For those trying to keep homes clean, there are plenty of products that can kill the virus that are available to consumers, provided you use them as intended.
Reading instructions on the label of cleaning products will ensure you don’t miss out on important steps – such as letting disinfectant spray sit on a surface for a short time in order to thoroughly sanitize it. For instance, Lysol disinfectant spray recommends that users leave a sprayed surface untouched for three minutes, while Clorox Clean-up spray with bleach needs to stay on a surface for at least 30 seconds to kill COVID-19.
“It’s amazing how many people never look at that stuff,” said Gill, who gives his cleaning products time to work whether he’s cleaning surfaces in the Duke Law School or in his Durham home. “They buy it at the store and never take time to look at directions to see how long it’s supposed to sit or what it’s supposed to do.”
It’s All About You
COVID-19 won’t end up in your home unless someone brings it there. That’s why one of the most important things to keep clean is yourself.
Experts everywhere say proper hand hygiene is crucial to slowing the spread of the virus. When on campus, Duke’s housekeepers said they wash their hands with soap and water, or use hand sanitizer, every chance they get. They also wash their hands when they return home.
“If you go out and come into contact with things that may be an issue, upon return, you want to make sure you’re washing your hands, cleaning them thoroughly and wiping down anything you touch,” Subramaniam said.

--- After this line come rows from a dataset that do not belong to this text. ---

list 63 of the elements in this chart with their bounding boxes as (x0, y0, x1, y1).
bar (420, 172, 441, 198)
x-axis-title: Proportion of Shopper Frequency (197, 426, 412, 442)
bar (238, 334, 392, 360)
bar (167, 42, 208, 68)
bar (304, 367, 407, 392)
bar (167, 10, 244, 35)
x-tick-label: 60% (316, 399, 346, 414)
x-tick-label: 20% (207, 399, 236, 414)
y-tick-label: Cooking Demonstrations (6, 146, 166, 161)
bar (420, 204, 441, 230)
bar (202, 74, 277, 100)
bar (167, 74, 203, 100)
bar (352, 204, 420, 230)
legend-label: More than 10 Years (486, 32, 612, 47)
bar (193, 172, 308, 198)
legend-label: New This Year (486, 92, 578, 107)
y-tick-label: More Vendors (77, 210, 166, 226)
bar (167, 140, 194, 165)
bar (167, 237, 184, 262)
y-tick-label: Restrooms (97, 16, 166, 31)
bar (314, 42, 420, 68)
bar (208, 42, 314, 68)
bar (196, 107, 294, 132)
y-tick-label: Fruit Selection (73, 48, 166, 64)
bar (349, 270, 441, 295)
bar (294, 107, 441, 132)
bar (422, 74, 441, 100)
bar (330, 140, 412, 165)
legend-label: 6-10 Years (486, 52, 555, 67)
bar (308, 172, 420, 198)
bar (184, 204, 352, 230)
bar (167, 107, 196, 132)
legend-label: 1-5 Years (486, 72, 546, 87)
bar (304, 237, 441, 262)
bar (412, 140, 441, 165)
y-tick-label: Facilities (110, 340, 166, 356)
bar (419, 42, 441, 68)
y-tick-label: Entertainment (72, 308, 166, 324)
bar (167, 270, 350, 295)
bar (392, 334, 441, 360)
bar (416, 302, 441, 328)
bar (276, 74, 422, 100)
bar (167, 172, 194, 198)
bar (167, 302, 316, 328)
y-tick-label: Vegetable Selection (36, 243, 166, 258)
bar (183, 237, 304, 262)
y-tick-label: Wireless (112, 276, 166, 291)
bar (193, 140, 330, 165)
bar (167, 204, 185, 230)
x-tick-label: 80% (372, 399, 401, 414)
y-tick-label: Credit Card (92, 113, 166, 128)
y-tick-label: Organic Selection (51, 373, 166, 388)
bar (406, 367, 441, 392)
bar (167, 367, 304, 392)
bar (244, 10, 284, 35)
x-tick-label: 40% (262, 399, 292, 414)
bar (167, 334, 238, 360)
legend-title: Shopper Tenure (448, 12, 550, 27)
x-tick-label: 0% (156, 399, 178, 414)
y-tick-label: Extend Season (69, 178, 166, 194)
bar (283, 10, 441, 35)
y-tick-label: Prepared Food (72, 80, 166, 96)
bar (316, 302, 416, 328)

Duke University Environmental Services Director Leslye Kornegay, who oversees housekeepers who maintain Duke’s classroom buildings and public spaces, said it’s important to think of what you could be introducing into your home whether on you or on the things you bring with you. At home, she often wipes down groceries or other items to cut down on the risk that the virus might come along, too.
“With things like groceries, you don’t know who’s handling it,” said Kornegay, who washes her hands, takes off her shoes and often changes clothes when coming home. “I just make sure I don’t bring anything in with me.”